As Abraham Lincoln said, "You can fool all the people some of the time, and some of the people all the time. . . " Trump lives by those words.

Let's hope that Lincoln was also right in concluding, ". . . but you cannot fool all the people all the time."

Sunday, December 11, 2016

INEQUALITY AND THE DEATH OF THE AMERICAN DREAM

Nate Silver's website, fivethirtyeight.com isn't just about sports and political polls. It also hosts statistics-based commentaries on a variety of important subjects. A recent post by Ben Casselman entitled "Inequality is Killing the American Dream," is well worth reading.

Casselman presents statistics supporting three main points:

1. The dream that each generation of Americans would do better than the last has been fading since around 1970. At that time, nearly nine out of ten 30 year olds were earning more than their parents had at the same age. By 2014, that was true for less than half of 30 year olds.

2. Another way of documenting the erosion of economic progress is the finding that, adjusted for inflation, the lower half of American wage earners today aren't earning any more, pre-tax, that the same segment of earners did in the 1970s. Zero progress in 45 years.

3. The key factor is not lack of growth in the overall economy, but too much growth in economic inequality. Only the topmost rungs of the economic ladder have stretched, carrying a few to great wealth while leaving most of the population behind.

Getting ahead has become out of reach for many/Graphic credit: Peggy_Marco

Again, the full story is worth reading for anyone who wants to understand what's really happening to America.

Monday, December 05, 2016

WE'VE ALREADY HIT THE 1.5 DEGREE C GLOBAL WARMING CEILING THAT WE'VE AGREED NEVER TO GO BEHOND

Meeting in Paris last year, representatives from 195 nations agreed to work together to limit global warming to 1.5 degrees C (2.7 degrees F) above the temperature that prevailed before the industrial revolution. Scientists and policy members agreed that global warming beyond that level creates unacceptable levels of risk to the environment and civilization--much like revving your car's engine into the red zone. The Paris Agreement (Accord de Paris) went into effect in November of 2016.

Negotiators celebrate Paris Agreement 4/22/16
Credit: UN

In what should serve as a three-alarm wake-up-call, researchers at the European Centre for Medium-Range Weather Forecasts, a prestigious independent intergovernmental organization, reports that Earth hit that 1.5 degree C ceiling for the first time in February of 2016 (see section 10 in the above link).

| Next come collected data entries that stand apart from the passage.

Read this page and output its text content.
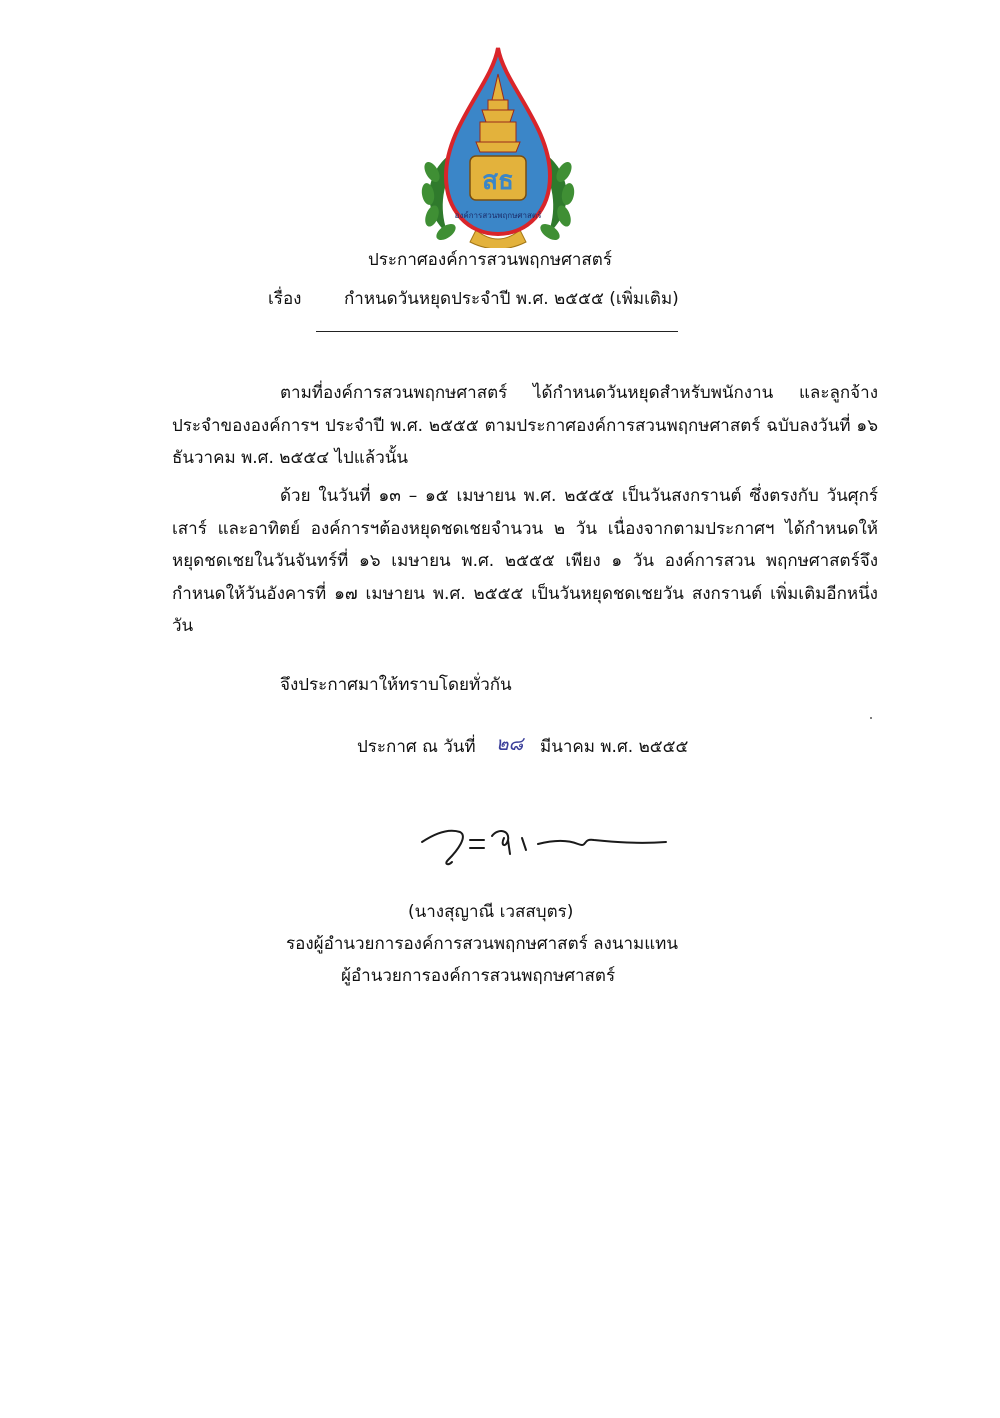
สธ
องค์การสวนพฤกษศาสตร์
ประกาศองค์การสวนพฤกษศาสตร์
เรื่อง	กำหนดวันหยุดประจำปี พ.ศ. ๒๕๕๕ (เพิ่มเติม)
ตามที่องค์การสวนพฤกษศาสตร์ ได้กำหนดวันหยุดสำหรับพนักงาน และลูกจ้างประจำขององค์การฯ ประจำปี พ.ศ. ๒๕๕๕ ตามประกาศองค์การสวนพฤกษศาสตร์ ฉบับลงวันที่ ๑๖ ธันวาคม พ.ศ. ๒๕๕๔ ไปแล้วนั้น
ด้วย ในวันที่ ๑๓ – ๑๕ เมษายน พ.ศ. ๒๕๕๕ เป็นวันสงกรานต์ ซึ่งตรงกับ วันศุกร์ เสาร์ และอาทิตย์ องค์การฯต้องหยุดชดเชยจำนวน ๒ วัน เนื่องจากตามประกาศฯ ได้กำหนดให้หยุดชดเชยในวันจันทร์ที่ ๑๖ เมษายน พ.ศ. ๒๕๕๕ เพียง ๑ วัน องค์การสวน พฤกษศาสตร์จึงกำหนดให้วันอังคารที่ ๑๗ เมษายน พ.ศ. ๒๕๕๕ เป็นวันหยุดชดเชยวัน สงกรานต์ เพิ่มเติมอีกหนึ่งวัน
จึงประกาศมาให้ทราบโดยทั่วกัน
ประกาศ ณ วันที่ ๒๘ มีนาคม พ.ศ. ๒๕๕๕
(นางสุญาณี เวสสบุตร)
รองผู้อำนวยการองค์การสวนพฤกษศาสตร์ ลงนามแทน
ผู้อำนวยการองค์การสวนพฤกษศาสตร์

Global Temperatures 1880 to Present
Credit: NASA GISS

The researchers are quick to note that the early months of 2016 were exceptionally warm, following a strong El Niño, and that Earth has cooled approximately 0.3 degrees C (0.5 degrees F) since then. However, with the levels of carbon dioxide (CO2) and other greenhouse gases in Earth's atmosphere continuing to rise, it's only a matter of time before we don't just bump against the 1.5 degree ceiling, but crash through it.

And not much time. The Berlin-based Mercator Research Institute on Global Commons and Climate Change (MCC) calculates that under the most optimistic assumptions, we have only 4 years before we lock in more than 1.5 degrees C of warming, and under the most pessimistic assumptions, just one year.


Atmosperic CO2 levels over the last 500,000 years/Credit NASA

"It is salutary that the world touched the 1.5 degree C level less that twenty years after touching the 1 degree C level in the record-breaking year of 1998," says Adrian Simmons, the study's lead author. 

"Salutary" is a polite, understated, British way of saying that if we value Earth's health and our own, we'd better pay attention and take action.

(Note 1/10/17: I hate to be pessimistic, but it's clear from Trump's own statements and his appointees that the US government will be leading a climate-change charge, but in exactly the wrong direction--away from wind and other renewable sources of energy, and back towards coal and other greenhouse-gas belching technologies.)